Nell’Italia di oggi Giacomo Matteotti è un mito paradossalmente troppo poco evocato. Il suo nome riempie la toponomastica dell’intera penisola, percorre tutte quelle città che nell’immediato dopoguerra hanno deciso di omaggiare la sua figura. Ma ha ragione Sergio Luzzatto nel dire che «se non fosse per questo, cioè per la sopravvivenza che gli viene garantita dai postini, dai navigatori satellitari e da Google Maps, Matteotti sarebbe scomparso dalla nostra vita pubblica e privata».1 Abitiamo in città che ospitano un mito di cui sappiamo troppo poco, che nonostante il rispetto di cui gode non sappiamo raccontare e celebrare adeguatamente. Matteotti offre alla storia italiana una risorsa di cui stranamente non si è fatto un proficuo uso pubblico, politico e culturale. È un curioso caso in cui all’apatica celebrazione non ha fatto seguito né una qualche nefasta forma di revisionismo né una produttiva emersione della realtà storica di Matteotti: ossia della militanza politica e intellettuale di un uomo che avrebbe così tanto da insegnare all’odierna Italia. Il suo quotidiano esercizio politico, iniziato nei Consigli comunali della sua terra di origine, il Polesine, e che solo negli ultimi anni si declinò in un’incondizionata opposizione al fascismo (così come al nascente comunismo nazionale e internazionale), è offuscata da quel velo di eroismo che ripropongono assiduamente le narrazioni più popolari. Il martirio è divenuto così l’evento che implicitamente rende Matteotti sempre attuale, poiché oggetto di celebrazione e memoria, ma al tempo stesso sempre più distante e irripetibile, poiché eccezionale.
È in questo senso che un romanzo storico come Solo mostra la sua piena utilità. Nella sua ultima opera Riccardo Nencini, senatore del gruppo parlamentare Psi-Italia Viva, presenta il profilo biografico di Matteotti nel corso dei suoi ultimi 10 anni di vita, dal 1914 – l’anno dello scoppio della Prima guerra mondiale, della sua decisa avversione intellettuale e militante all’interventismo, dell’esilio in Sicilia – all’omicidio del 1924. L’arco cronologico è sparso differentemente lungo le oltre seicento pagine, viaggiando rapidamente lungo i primi anni della guerra, rallentando decisamente entrando nel biennio rosso, negli anni dello squadrismo e dell’avvento del fascismo, per poi incalzare un ritmo nuovamente dinamico pian piano che ci si avvicina al drammatico epilogo.
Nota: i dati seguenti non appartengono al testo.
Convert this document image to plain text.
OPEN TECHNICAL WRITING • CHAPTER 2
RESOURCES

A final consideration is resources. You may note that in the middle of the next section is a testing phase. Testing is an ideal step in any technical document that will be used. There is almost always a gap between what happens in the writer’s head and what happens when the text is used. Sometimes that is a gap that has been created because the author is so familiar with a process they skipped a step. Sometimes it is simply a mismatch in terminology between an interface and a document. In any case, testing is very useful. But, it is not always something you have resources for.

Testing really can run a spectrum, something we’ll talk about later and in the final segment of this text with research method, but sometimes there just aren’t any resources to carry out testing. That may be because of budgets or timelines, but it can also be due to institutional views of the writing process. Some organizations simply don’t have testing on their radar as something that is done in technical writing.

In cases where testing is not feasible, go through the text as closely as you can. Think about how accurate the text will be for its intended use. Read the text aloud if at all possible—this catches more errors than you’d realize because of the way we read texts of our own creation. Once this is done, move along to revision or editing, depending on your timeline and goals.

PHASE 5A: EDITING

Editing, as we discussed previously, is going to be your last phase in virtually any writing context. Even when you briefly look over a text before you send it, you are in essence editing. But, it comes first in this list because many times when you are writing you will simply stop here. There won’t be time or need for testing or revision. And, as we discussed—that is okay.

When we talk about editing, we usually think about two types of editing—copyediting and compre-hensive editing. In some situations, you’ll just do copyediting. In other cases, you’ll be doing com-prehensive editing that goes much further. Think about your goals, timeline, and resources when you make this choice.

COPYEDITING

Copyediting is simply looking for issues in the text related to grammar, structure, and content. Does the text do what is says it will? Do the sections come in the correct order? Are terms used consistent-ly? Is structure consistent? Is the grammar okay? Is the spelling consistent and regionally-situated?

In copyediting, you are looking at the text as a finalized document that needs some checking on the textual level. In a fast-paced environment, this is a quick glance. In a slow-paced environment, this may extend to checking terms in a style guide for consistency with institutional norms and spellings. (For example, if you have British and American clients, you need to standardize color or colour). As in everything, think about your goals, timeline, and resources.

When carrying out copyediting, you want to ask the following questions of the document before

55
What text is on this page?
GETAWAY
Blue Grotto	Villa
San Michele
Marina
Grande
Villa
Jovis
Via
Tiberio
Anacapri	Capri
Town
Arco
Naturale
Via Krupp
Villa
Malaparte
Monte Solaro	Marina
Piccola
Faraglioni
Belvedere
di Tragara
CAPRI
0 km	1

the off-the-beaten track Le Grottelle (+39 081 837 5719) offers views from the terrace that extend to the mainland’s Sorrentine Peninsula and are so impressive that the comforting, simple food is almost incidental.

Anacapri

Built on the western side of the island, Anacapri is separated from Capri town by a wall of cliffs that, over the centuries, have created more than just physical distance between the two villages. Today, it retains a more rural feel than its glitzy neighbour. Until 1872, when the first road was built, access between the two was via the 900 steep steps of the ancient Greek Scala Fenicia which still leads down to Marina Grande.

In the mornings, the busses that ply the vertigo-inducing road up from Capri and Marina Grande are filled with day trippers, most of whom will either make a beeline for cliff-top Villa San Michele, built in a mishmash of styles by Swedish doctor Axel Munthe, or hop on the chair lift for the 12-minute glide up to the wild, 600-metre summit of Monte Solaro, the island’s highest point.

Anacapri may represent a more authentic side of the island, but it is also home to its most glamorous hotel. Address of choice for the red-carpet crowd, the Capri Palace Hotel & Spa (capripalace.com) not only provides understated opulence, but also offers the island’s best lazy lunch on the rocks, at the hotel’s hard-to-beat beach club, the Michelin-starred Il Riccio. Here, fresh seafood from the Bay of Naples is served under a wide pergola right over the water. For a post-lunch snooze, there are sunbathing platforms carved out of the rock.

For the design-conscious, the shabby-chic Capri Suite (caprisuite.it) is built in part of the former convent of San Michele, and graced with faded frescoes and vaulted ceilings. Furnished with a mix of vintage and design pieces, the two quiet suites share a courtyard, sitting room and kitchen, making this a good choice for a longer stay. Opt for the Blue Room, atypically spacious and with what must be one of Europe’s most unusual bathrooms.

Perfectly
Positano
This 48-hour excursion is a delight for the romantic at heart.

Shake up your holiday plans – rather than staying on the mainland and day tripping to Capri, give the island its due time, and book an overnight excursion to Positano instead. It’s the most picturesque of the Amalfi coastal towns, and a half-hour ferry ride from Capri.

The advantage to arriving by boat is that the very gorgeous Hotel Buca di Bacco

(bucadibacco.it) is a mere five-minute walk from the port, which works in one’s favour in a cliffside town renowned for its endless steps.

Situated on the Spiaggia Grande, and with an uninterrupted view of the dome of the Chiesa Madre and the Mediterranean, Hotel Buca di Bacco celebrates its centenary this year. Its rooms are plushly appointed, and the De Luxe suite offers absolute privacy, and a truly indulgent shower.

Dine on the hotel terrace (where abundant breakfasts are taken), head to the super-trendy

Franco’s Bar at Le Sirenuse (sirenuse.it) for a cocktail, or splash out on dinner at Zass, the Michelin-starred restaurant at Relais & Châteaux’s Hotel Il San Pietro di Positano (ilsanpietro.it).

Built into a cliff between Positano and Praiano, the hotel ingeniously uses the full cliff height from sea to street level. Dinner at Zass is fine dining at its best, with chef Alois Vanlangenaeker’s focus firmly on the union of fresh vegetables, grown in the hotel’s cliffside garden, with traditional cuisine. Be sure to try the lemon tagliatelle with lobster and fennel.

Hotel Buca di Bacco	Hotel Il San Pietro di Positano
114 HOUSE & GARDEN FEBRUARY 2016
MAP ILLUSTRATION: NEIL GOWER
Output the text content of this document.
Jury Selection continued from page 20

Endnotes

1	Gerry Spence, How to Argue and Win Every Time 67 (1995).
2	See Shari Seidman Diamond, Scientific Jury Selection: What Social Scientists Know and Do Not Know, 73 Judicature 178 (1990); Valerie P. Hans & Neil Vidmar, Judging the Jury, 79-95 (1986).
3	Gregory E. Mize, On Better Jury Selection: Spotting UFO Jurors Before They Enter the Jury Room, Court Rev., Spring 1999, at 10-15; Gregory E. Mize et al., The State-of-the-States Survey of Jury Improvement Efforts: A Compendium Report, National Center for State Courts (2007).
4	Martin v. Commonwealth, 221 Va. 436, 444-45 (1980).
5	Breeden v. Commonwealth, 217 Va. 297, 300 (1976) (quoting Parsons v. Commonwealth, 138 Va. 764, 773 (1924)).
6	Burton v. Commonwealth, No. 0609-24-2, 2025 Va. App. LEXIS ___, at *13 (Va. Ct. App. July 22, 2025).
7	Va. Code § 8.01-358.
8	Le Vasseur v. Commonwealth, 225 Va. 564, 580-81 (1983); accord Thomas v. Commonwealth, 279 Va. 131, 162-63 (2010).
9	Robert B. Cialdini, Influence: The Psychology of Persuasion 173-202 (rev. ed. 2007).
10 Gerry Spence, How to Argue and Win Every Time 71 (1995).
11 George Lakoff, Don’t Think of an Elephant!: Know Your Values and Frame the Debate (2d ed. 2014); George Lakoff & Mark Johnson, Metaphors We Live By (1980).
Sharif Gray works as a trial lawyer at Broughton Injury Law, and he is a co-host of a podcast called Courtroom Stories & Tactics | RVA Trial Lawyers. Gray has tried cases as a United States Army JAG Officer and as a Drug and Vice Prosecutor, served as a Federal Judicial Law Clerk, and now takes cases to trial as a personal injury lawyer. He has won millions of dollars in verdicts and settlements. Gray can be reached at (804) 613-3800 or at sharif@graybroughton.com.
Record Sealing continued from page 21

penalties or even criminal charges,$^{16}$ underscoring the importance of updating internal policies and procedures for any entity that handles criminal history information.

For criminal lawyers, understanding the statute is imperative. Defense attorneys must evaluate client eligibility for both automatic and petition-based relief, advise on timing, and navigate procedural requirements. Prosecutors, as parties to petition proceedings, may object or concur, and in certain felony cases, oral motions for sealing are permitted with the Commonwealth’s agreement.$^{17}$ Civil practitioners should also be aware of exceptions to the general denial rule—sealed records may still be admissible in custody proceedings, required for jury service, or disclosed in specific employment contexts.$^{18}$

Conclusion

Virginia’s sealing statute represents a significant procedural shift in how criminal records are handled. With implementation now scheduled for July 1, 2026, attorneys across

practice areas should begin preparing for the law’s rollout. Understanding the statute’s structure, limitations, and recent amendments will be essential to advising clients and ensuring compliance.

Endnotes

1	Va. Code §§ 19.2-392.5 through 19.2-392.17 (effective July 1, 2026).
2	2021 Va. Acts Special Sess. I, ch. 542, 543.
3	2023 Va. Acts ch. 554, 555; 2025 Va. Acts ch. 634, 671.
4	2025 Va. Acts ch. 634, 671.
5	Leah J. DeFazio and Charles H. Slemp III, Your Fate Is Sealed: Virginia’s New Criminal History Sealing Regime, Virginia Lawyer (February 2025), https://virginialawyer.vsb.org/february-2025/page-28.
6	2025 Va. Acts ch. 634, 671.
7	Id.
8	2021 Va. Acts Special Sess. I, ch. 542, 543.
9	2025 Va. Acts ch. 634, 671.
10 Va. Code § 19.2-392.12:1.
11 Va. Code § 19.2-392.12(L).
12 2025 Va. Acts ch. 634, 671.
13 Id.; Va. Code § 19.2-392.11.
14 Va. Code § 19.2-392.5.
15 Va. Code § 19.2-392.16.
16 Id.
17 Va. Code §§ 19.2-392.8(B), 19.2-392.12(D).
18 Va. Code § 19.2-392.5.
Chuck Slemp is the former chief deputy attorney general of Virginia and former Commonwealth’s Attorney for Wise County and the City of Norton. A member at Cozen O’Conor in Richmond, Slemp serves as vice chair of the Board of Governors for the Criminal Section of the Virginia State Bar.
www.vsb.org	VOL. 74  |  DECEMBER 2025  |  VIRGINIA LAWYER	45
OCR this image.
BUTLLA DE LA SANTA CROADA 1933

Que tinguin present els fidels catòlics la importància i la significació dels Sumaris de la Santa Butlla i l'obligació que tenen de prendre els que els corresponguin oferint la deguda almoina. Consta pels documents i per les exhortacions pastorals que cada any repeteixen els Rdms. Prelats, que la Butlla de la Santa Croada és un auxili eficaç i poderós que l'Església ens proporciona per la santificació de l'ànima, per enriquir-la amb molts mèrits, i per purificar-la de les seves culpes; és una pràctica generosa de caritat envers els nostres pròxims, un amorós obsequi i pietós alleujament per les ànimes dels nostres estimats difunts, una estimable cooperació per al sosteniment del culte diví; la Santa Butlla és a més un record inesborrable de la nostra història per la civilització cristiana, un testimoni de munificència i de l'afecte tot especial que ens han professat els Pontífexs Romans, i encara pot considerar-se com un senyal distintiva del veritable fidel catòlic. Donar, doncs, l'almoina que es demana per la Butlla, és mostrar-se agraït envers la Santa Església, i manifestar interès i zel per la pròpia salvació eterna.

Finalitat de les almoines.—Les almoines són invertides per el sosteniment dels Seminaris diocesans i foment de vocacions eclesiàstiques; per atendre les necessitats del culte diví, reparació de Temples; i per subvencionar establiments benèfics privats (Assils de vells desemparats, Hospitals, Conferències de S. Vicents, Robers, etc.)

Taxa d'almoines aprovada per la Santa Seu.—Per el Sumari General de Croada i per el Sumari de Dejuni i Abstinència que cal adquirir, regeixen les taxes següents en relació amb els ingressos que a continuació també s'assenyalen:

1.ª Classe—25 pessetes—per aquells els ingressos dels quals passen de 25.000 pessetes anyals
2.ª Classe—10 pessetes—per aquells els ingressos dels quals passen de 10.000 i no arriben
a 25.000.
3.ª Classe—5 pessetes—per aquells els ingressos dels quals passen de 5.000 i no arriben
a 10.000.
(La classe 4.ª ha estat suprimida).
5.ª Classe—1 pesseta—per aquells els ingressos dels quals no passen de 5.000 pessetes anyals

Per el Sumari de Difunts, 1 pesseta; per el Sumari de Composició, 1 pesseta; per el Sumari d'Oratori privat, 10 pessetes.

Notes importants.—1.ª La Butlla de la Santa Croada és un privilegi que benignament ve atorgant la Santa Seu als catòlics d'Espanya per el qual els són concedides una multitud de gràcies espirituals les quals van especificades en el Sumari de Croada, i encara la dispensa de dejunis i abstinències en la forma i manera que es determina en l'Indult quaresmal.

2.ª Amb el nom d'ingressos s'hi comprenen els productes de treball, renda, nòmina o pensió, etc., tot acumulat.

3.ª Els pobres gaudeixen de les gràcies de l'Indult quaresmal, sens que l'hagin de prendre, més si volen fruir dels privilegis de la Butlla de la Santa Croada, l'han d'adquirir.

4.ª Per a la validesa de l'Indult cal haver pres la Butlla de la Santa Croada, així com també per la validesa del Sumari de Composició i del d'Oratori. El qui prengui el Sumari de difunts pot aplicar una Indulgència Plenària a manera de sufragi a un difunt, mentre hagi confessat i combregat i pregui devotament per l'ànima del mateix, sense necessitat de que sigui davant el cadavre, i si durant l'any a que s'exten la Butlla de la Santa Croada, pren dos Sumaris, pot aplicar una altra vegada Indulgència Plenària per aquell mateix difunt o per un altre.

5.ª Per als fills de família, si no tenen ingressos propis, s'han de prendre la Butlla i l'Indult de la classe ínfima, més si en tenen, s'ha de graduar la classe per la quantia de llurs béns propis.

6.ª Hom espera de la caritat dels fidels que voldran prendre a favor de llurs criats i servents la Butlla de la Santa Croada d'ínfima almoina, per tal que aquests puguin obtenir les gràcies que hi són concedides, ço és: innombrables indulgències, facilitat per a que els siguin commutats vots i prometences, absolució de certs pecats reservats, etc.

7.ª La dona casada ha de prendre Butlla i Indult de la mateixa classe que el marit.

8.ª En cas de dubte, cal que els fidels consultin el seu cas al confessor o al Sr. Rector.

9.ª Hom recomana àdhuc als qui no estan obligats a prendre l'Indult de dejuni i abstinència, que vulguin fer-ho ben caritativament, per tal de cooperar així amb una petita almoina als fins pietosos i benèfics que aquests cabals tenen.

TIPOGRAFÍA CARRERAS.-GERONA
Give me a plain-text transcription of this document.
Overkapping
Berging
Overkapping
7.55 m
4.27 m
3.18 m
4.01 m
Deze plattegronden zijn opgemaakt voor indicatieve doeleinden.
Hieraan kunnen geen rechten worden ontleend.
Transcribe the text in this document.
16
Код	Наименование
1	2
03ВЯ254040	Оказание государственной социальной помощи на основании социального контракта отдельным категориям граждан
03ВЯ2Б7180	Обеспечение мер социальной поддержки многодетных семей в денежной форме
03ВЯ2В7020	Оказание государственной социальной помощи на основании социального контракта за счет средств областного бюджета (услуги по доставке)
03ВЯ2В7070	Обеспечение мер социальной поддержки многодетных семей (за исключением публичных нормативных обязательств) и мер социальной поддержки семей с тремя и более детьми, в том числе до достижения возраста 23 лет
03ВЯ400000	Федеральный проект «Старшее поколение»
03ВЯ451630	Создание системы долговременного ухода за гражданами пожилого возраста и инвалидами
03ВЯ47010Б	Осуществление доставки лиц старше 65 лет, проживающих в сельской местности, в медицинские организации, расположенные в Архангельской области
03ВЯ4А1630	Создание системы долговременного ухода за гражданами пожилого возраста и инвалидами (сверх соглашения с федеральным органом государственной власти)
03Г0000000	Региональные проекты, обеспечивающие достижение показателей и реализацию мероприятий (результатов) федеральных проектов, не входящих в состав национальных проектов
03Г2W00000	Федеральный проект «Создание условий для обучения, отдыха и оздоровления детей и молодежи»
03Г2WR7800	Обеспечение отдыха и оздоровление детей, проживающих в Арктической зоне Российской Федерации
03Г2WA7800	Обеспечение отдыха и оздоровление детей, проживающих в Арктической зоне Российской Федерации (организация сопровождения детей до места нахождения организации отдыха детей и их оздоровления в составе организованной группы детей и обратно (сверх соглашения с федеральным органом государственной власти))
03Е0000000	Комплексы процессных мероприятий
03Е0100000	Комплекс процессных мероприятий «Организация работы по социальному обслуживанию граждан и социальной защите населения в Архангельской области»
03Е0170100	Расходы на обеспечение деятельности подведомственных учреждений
Ma la vera e propria narrazione inizia di fatto con Benito Mussolini e Giacomo Matteotti che si presentano per nome e cognome.

Il cuore del libro risultano così essere gli anni che vedono maturare il fallimento socialista del biennio rosso, la scissione fra socialisti e comunisti, nonché ovviamente la nascita di quella coscienza antifascista che farà di Matteotti il più agguerrito avversario del Partito Nazionale Fascista. Nel far ciò l’autore sceglie un linguaggio semplice, con una sintassi concisa e ritmata, capace di far appassionare il lettore alla storia a cui l’autore ha deciso di concedere ampio respiro, procedendo lentamente e aprendo numerose finestre narrative laterali. Infatti, accanto alle vicende personali del protagonista e agli eventi politici nazionali trovano largo spazio le descrizioni della struttura sociale ed economica del Polesine, dei protagonisti del mondo sindacale, bracciantile e operaio dell’epoca, alcuni ritratti biografici, politici e intellettuali di protagonisti del mondo socialista, fascista e comunista.
Matteotti assume fin dal titolo dell’opera uno dei connotati caratteristici dell’eroe: è Solo di fronte al fascismo e a Mussolini. Per lo stesso autore «Matteotti è il primo e unico che intuisce che il fascismo non è una cosa vecchia. I liberali giolittiani ritenevano che il fascismo fosse una reazione al biennio rosso. Nel partito invece, quelli che avevano vissuto la fine del secolo, gli dicevano addirittura che era una reazione inferiore rispetto a quella di allora. Non avevano capito che invece era una storia completamente diversa. Lui lo capisce».2
Il racconto inizia dalla fine: il prologo, il capitolo zero, è il famoso discorso parlamentare del 30 maggio 1924, rimarcando immediatamente al lettore quale sarà la fine (se mai qualcuno non la ricordasse) e rischiando di appiattire l’intera vicenda biografica al suo atto finale, al sacrificio eroico. Ma la vera e propria narrazione inizia di fatto con Benito Mussolini e Giacomo Matteotti che si presentano per nome e cognome. È il 1914, l’Italia non è ancora in guerra, e i due si conoscono di fama: il primo è dal 1912 direttore dell’Avanti! e uno dei maggiori promotori della linea massimalista all’interno del Partito Socialista; il secondo è un politico socialista del Polesine, riformista vicino a Turati e convintamente pacifista. E nonostante Mussolini non abbia ancora maturato pienamente la sua svolta interventista l’ostilità caratteriale dei due emerge fin dalle primissime battute. Entrambi uomini di azione, nella cornice narrativa finiscono per non esistere l’uno senza l’altro («Mussolini ha percorso in un balzo il ponte che dal pacifismo lo ha condotto a farsi paladino dell’interventismo»; «Matteotti non è da meno. Un estremista non conosce equilibrio. Il no alla guerra è totale, è peggio del Cristo», (p. 58).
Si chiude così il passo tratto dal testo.